I just made $100 from people paying me not to get naked at the party... I need those P90X dvds
How the fuck did I get small bruises all over my body?
Well you were laying on the couch naked after the girls left, staring into space, and I went over to the pool table and threw every ball as hard as I could at you from point blank range . You didn't flinch, blink, or scream for any of them. next time maybe you won't fuck my girl while I'm taking a shit
My dermatologist just asked me, "what happened here?" referring to the bruising on my nipples. I told her I walked into a door. Thanks for that awkward moment.
Nope we're in the ER. He lit himself on fire trying to impress another girl with magic tricks.

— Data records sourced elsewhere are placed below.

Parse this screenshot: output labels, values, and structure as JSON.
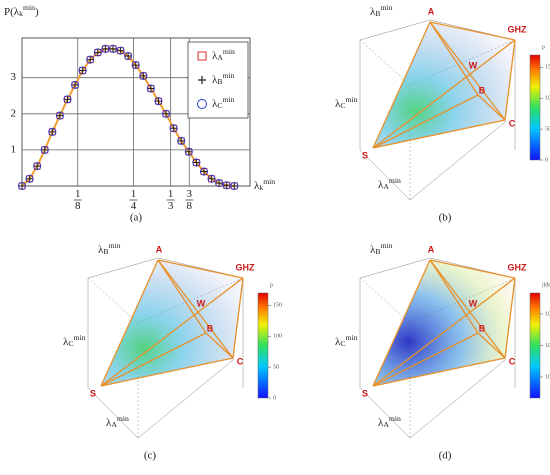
{
  "chart_data": [
    {
      "type": "scatter",
      "caption": "(a)",
      "y_label": "P(λ_k^{min})",
      "x_label": "λ_k^{min}",
      "x": [
        0,
        0.017,
        0.034,
        0.051,
        0.068,
        0.085,
        0.102,
        0.119,
        0.136,
        0.153,
        0.17,
        0.187,
        0.204,
        0.221,
        0.238,
        0.255,
        0.272,
        0.289,
        0.306,
        0.323,
        0.34,
        0.357,
        0.374,
        0.391,
        0.408,
        0.425,
        0.442,
        0.459,
        0.476
      ],
      "series": [
        {
          "name": "λ_A^{min}",
          "color": "#e0302a",
          "marker": "square",
          "values": [
            0,
            0.2,
            0.55,
            1.0,
            1.5,
            1.95,
            2.4,
            2.8,
            3.2,
            3.5,
            3.7,
            3.8,
            3.8,
            3.75,
            3.6,
            3.35,
            3.05,
            2.7,
            2.35,
            2.0,
            1.6,
            1.25,
            0.95,
            0.65,
            0.4,
            0.2,
            0.08,
            0.02,
            0
          ]
        },
        {
          "name": "λ_B^{min}",
          "color": "#222222",
          "marker": "plus",
          "values": [
            0,
            0.2,
            0.55,
            1.0,
            1.5,
            1.95,
            2.4,
            2.8,
            3.2,
            3.5,
            3.7,
            3.8,
            3.8,
            3.75,
            3.6,
            3.35,
            3.05,
            2.7,
            2.35,
            2.0,
            1.6,
            1.25,
            0.95,
            0.65,
            0.4,
            0.2,
            0.08,
            0.02,
            0
          ]
        },
        {
          "name": "λ_C^{min}",
          "color": "#2b3fd6",
          "marker": "circle",
          "values": [
            0,
            0.2,
            0.55,
            1.0,
            1.5,
            1.95,
            2.4,
            2.8,
            3.2,
            3.5,
            3.7,
            3.8,
            3.8,
            3.75,
            3.6,
            3.35,
            3.05,
            2.7,
            2.35,
            2.0,
            1.6,
            1.25,
            0.95,
            0.65,
            0.4,
            0.2,
            0.08,
            0.02,
            0
          ]
        }
      ],
      "line_color": "#f0a030",
      "xlim": [
        0,
        0.5
      ],
      "ylim": [
        0,
        4.1
      ],
      "xticks": [
        {
          "value": 0.125,
          "label": "1/8"
        },
        {
          "value": 0.25,
          "label": "1/4"
        },
        {
          "value": 0.3333,
          "label": "1/3"
        },
        {
          "value": 0.375,
          "label": "3/8"
        }
      ],
      "yticks": [
        1,
        2,
        3
      ],
      "grid": true
    },
    {
      "type": "tetrahedron",
      "caption": "(b)",
      "axis_labels": [
        "λ_A^{min}",
        "λ_B^{min}",
        "λ_C^{min}"
      ],
      "vertices": [
        "A",
        "GHZ",
        "W",
        "B",
        "C",
        "S"
      ],
      "cloud": "green",
      "colorbar": {
        "label": "ρ",
        "clim": [
          0,
          170
        ],
        "ticks": [
          0,
          50,
          100,
          150
        ]
      }
    },
    {
      "type": "tetrahedron",
      "caption": "(c)",
      "axis_labels": [
        "λ_A^{min}",
        "λ_B^{min}",
        "λ_C^{min}"
      ],
      "vertices": [
        "A",
        "GHZ",
        "W",
        "B",
        "C",
        "S"
      ],
      "cloud": "green",
      "colorbar": {
        "label": "ρ",
        "clim": [
          0,
          170
        ],
        "ticks": [
          0,
          50,
          100,
          150
        ]
      }
    },
    {
      "type": "tetrahedron",
      "caption": "(d)",
      "axis_labels": [
        "λ_A^{min}",
        "λ_B^{min}",
        "λ_C^{min}"
      ],
      "vertices": [
        "A",
        "GHZ",
        "W",
        "B",
        "C",
        "S"
      ],
      "cloud": "blue",
      "colorbar": {
        "label": "|Idet|",
        "clim": [
          0,
          1
        ],
        "ticks": [
          {
            "value": 0.2,
            "label": "10⁻³"
          },
          {
            "value": 0.5,
            "label": "10⁻²"
          },
          {
            "value": 0.8,
            "label": "10⁻¹"
          }
        ]
      }
    }
  ]
}
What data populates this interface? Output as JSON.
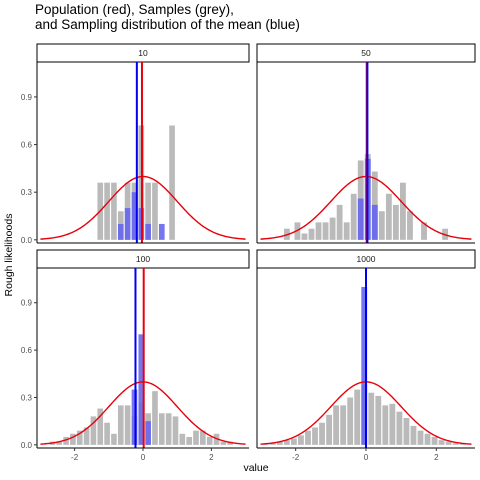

plus shes a stripper, ive been with strippers, if you fuck this up your penis will never forgive you
I would say I am sorry for punching you last night, but I found the pictures you took on my camera and it all came rushing back.
Did you know there's no emoticon to really tell you that I just consumed a magic brownie?
Sorry about waking up naked in your bed this morning.
You know I'm having a rough day when I'm curled up in the corner eating Spaghettios.
Yes but funny for a 45 year old hell bent on reliving her college days by giving body shots and hand jobs. Not necessarily in that order
Happy 4th. Did you guys get your syphilis thing taken care of?
Well I shit myself on the way home from work today so there's that...
just passed my midterm while getting a blow job. i love going to school online
Nobody likes ball hair. Not even gay dudes
Just had an orgasim to the Star Spangled Banner so.. it was all worth it.